Den ersten Anstoß zur Gründung einer Schleswig-Holsteinischen Bibelgesellschaft gab der Besuch des Auslandssekretärs der British and Foreign Bible Society (BFBS), des Pfarrers Carl Friedrich Adolf Steinkopf (1773–1859), in Emkendorf. Krieg tobte auf dem europäischen Kontinent, als Pfarrer Steinkopf im Herbst 1812 seine erste Reise, von London kommend, auf das europäische Festland antrat. Napoleon war auf dem Marsch nach Moskau und hatte mit der Kontinentalsperre seit November 1806 die europäischen Häfen für alle Schiffe aus England gesperrt.

Um seine Mission für die Gründung von Bibelgesellschaften auf dem Kontinent ausführen zu können, reiste Steinkopf mit einem schwedischen Reisepass von Harwich nach Göteborg und dann durch Dänemark nach Deutschland. Sein Ziel war, die aktuelle Bibelnot zu lindern und an allen Orten Menschen zu gewinnen, die diese Not zu ihrer eigenen Sache machten.
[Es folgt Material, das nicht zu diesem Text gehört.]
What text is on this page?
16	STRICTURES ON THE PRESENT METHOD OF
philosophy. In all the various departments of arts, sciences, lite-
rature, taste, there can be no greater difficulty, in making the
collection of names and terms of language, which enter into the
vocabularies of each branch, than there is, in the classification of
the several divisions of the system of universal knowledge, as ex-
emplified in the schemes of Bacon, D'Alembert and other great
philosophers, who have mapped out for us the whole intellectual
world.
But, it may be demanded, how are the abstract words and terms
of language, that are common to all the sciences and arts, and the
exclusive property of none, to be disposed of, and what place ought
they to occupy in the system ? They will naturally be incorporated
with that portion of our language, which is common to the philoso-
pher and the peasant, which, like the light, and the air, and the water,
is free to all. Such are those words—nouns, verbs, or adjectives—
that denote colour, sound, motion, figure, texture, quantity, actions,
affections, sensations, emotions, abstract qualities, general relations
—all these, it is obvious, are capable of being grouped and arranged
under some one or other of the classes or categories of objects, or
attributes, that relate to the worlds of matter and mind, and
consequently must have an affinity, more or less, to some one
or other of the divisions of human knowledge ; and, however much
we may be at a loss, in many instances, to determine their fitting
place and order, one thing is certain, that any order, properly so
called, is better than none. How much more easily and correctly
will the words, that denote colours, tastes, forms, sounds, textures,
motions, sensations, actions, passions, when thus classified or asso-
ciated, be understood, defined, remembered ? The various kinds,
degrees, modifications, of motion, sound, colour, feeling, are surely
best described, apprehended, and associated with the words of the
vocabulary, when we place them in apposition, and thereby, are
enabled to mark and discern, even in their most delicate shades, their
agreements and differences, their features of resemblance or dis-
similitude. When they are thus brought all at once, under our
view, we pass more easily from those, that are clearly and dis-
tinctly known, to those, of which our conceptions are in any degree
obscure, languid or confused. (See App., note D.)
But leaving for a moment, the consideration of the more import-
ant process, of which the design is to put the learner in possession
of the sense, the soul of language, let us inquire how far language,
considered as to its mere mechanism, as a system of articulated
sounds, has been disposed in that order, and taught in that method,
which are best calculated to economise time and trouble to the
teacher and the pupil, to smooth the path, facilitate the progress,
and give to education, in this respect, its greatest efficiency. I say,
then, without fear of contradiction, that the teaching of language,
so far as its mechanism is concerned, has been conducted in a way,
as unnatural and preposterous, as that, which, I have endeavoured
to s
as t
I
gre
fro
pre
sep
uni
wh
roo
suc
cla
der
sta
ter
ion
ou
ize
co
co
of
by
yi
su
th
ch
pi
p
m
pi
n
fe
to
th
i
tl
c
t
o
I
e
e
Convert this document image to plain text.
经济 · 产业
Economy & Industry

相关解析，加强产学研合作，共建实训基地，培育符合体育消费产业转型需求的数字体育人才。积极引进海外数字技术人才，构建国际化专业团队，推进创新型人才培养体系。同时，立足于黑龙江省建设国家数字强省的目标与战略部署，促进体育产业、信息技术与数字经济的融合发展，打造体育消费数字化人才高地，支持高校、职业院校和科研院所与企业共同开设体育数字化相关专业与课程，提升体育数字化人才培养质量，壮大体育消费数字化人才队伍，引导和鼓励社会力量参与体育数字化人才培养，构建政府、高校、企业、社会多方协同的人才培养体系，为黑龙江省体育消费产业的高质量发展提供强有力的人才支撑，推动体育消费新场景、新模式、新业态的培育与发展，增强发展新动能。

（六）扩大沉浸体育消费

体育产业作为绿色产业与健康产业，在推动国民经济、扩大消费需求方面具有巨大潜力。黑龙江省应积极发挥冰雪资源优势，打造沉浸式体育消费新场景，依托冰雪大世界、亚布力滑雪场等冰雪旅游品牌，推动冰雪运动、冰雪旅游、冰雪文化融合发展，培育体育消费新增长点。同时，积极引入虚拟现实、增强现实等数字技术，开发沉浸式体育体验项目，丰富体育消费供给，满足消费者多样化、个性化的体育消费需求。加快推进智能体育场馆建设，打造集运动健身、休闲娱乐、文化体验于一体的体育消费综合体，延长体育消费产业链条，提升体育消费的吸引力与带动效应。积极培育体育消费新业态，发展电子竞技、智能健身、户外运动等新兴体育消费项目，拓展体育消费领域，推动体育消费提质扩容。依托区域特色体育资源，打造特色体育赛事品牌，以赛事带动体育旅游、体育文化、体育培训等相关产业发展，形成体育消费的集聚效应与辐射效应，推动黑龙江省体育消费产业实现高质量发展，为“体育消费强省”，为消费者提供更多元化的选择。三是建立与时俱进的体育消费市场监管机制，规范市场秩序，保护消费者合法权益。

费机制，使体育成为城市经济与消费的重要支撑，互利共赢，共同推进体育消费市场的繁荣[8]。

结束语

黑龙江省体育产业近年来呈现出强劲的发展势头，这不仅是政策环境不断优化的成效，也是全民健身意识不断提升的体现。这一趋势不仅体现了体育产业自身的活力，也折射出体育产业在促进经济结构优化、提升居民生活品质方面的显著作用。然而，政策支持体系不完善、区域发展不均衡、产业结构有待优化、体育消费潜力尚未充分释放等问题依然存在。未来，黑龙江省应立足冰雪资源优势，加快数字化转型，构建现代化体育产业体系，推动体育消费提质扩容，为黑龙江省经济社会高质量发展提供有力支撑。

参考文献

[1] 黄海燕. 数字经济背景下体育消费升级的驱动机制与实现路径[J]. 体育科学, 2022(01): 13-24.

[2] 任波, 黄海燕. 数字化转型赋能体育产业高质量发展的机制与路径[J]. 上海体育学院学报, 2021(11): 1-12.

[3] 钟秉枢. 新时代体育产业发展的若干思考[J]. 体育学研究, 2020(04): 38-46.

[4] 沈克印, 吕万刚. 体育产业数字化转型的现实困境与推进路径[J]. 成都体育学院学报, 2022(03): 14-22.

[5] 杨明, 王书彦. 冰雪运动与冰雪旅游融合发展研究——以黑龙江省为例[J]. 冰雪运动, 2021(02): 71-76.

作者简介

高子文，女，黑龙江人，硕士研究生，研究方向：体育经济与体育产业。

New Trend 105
Als ehemaliger Sekretär der Basler Christentumsgesellschaft, die sich ebenfalls den rationalistischen Bestrebungen der Aufklärung entgegenstellte, kannte Pfarrer Steinkopf die Anschriften von Christen, die nicht nur seine Überzeugung, sondern auch seinen Auftrag mit Aufgeschlossenheit teilten.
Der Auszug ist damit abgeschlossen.